The play takes place entirely in Frankie’s New York apartment. Designed by Allie Glavey, it exudes the weariness of its inhabitant, who’s in her late 40s. (Johnny is about to turn 60). A glamorous trysting spot it is not, with a small TV set propped on a box on the floor, a thinly populated bookcase, a drooping lampshade, copies of the New York Post stuffed in a metal rack, and a pullout couch.

Director Murney is a respected actress whose track record includes a stint on Broadway as Elphaba in “Wicked” and Drama Desk nominations for “The Wild Party” and “Falling.” Her direction of “Frankie and Johnny in the Clair de Lune” is both precise and free-flowing.
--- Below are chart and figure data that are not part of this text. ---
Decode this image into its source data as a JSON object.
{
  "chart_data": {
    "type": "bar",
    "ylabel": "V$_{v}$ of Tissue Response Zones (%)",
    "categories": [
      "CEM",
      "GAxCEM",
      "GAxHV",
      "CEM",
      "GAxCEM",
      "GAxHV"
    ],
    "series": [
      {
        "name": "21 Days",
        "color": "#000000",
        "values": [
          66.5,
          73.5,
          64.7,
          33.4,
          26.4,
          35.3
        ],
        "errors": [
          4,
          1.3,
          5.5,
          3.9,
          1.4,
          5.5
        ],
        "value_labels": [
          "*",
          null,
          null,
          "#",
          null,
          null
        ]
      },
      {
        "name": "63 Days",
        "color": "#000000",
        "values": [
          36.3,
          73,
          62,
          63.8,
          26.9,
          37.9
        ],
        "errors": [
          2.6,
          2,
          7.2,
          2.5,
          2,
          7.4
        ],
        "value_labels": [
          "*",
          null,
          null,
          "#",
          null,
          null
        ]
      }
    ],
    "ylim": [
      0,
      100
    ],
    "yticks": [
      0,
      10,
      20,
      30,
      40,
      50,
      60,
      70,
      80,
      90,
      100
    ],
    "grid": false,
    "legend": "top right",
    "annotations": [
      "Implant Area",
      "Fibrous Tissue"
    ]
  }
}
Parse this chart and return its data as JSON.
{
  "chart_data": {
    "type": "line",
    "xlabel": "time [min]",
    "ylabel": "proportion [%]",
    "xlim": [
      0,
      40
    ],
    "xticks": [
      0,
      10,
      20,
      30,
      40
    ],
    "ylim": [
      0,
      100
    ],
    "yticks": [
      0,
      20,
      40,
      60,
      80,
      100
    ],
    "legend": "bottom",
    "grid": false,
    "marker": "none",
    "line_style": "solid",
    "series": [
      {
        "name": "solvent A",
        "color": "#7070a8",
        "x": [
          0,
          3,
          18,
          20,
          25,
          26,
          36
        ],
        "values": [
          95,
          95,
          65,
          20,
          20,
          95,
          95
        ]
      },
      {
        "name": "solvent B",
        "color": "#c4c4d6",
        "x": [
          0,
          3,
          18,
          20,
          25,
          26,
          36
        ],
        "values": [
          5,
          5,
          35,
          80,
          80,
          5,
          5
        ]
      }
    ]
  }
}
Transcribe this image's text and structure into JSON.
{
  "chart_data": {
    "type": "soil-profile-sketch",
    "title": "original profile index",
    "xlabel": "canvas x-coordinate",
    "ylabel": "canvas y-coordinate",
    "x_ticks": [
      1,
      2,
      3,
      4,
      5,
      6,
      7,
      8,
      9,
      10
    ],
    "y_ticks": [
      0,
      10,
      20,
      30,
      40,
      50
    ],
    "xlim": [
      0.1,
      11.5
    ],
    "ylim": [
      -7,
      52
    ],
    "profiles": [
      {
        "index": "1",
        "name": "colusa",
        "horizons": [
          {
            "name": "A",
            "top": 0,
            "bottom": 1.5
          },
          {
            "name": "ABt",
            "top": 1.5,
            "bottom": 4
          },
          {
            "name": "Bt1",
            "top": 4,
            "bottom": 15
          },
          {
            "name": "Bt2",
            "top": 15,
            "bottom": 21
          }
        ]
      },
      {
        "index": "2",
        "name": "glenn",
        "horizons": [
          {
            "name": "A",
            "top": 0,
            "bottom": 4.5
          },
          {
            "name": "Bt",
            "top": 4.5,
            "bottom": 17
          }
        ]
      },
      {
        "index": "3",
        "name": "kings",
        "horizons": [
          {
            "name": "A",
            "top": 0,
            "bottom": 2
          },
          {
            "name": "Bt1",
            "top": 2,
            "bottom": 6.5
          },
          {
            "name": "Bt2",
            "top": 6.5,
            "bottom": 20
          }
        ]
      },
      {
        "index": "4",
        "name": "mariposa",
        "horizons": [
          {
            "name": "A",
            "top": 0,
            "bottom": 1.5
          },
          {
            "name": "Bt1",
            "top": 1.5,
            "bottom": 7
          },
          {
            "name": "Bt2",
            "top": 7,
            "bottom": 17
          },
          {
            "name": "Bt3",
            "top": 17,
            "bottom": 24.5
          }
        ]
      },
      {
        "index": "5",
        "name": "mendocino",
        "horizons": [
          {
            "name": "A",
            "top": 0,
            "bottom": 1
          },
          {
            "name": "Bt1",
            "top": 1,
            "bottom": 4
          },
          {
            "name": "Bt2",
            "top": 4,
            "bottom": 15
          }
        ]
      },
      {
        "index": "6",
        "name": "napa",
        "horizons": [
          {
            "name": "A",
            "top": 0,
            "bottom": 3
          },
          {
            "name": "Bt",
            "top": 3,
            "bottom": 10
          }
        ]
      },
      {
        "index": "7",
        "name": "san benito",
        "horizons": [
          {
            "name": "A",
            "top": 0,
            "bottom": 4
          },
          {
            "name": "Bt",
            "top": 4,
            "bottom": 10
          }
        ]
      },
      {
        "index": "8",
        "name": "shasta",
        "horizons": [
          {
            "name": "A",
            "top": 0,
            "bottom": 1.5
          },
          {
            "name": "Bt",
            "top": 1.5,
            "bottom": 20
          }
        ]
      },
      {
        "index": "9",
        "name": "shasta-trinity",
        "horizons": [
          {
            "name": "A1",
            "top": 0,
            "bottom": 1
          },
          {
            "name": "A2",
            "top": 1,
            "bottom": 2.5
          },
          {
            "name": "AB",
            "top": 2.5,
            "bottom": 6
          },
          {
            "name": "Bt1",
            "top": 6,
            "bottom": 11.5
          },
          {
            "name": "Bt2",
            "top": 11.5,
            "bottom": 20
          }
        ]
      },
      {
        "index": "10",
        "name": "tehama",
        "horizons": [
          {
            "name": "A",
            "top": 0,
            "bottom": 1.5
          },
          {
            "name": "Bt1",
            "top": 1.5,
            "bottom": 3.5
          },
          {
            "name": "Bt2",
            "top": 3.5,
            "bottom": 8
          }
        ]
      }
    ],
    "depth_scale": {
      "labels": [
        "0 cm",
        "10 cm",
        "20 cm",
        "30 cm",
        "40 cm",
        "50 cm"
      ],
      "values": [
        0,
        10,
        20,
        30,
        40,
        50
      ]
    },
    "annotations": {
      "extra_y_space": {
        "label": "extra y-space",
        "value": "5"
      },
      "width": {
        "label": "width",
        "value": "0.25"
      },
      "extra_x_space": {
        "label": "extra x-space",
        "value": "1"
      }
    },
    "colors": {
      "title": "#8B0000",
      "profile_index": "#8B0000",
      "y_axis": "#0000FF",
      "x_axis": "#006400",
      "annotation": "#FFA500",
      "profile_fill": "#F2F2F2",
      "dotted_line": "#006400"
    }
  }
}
She makes sure that at certain times we are intensely aware of how close Frankie and Johnny are, physically and otherwise; and at others, how distant.

By Act Two, the chemistry between Blake and Lippe has built to the point that we clearly sense that the stakes for Frankie and Johnny are equally high.

When I interviewed McNally in 2012, he said: “I like to surprise myself. I’ve always been attracted to projects where I don’t know how they’re going to turn out. If I ever evince bravery in my life, it tends to be at a keyboard.” I think he’d admire the bravery evinced by Blake and Lippe on the stage in “Frankie and Johnny in the Clair de Lune.”

FRANKIE AND JOHNNY IN THE CLAIR DE LUNE

Play by Terrence McNally. Directed by Julia Murney. Presented by The Psych Drama Company. At Plaza Black Box Theatre, Boston Center for the Arts. Through June 28. Adults only (contains nudity). Tickets $55. BostonTheatreScene.com.